On est donc loin de la notion de woke au sens de l’Éveil du bouddhisme qui aboutit au Nirvana, fin de l’ignorance, de l’égarement, de la haine, des désirs ; cette sorte d’achèvement, d’extinction de l’individualité et du soi. Au contraire même, puisque les tenants du wokisme s’identifient à une pièce du puzzle dont ils sont - comme tout un chacun - constitués : la couleur de la peau, l’orientation sexuelle, l’histoire et surtout sa souffrance à soi que l’on entretien comme un trésor identitaire, arme brandie contre l’Autre. Au lieu de tendre vers la réalisation de l’unité, comme y encouragent le Bouddha ou saint Paul récupérés par ceux-ci qui les nient, le mouvement woke cultive l’archipelisation de l’humain et au-delà, celui des sociétés dans lesquelles il vit. Ainsi s’explique la déstructuration prônée comme une fin en soi par ce courant à la mode ; son eschatologie n’en est pas une, la fin dernière étant précisément ladite déstructuration. Les moyens et la fin sont confondus.
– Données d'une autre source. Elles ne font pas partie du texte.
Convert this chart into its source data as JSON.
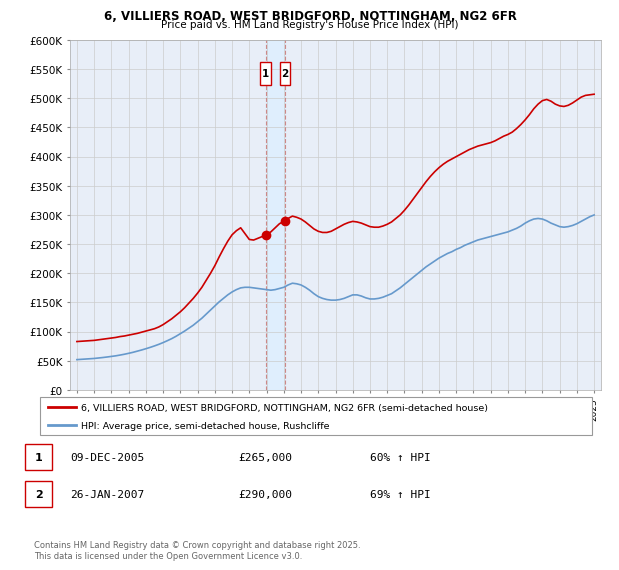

« Il faut défendre l’idéal républicain car il est le seul compatible avec l’idée de l’émancipation », dit Pascal Brückner. Caroline Eliacheff et Daniel Soulez-Larivière émettent pour leur part, un espoir : « Heureusement on constate, aussi bien en France qu’aux États-Unis et dans bien d'autres pays, que la résistance s'organise : pourquoi faudrait-il qu'une société démocratique gardant ses idéaux de justice et d'égalité renonce à la liberté d'expression, à la créativité, à la tolérance, à assumer son passé, à réduire les inégalités, à protéger les plus faibles ? Si les victimes veulent régner par la guerre, nul doute qu'il y aura d'autres victimes ». Mais la route sera escarpée car dans un monde privé de sens, toute idée nouvelle, toute morale qui donne l’illusion de permettre l’identification à une cause a tôt fait de devenir une prison pour soi-même et pour les autres.
[1] Numéro spécial La Nuit du Droit. La Semaine Juridique éd. G. n° 40. 1er octobre 2018, p. 1006 s.
[2] « L’homme et son ange ». Henry Corbin. Fayard
Marie-Noëlle Dompé a exercé trois métiers du droit au long de sa carrière - magistrate, directrice juridique de la Commission des Opérations de bourse et avocate - mais sa seule fidélité est celle qui la lie à l’au-delà depuis toujours.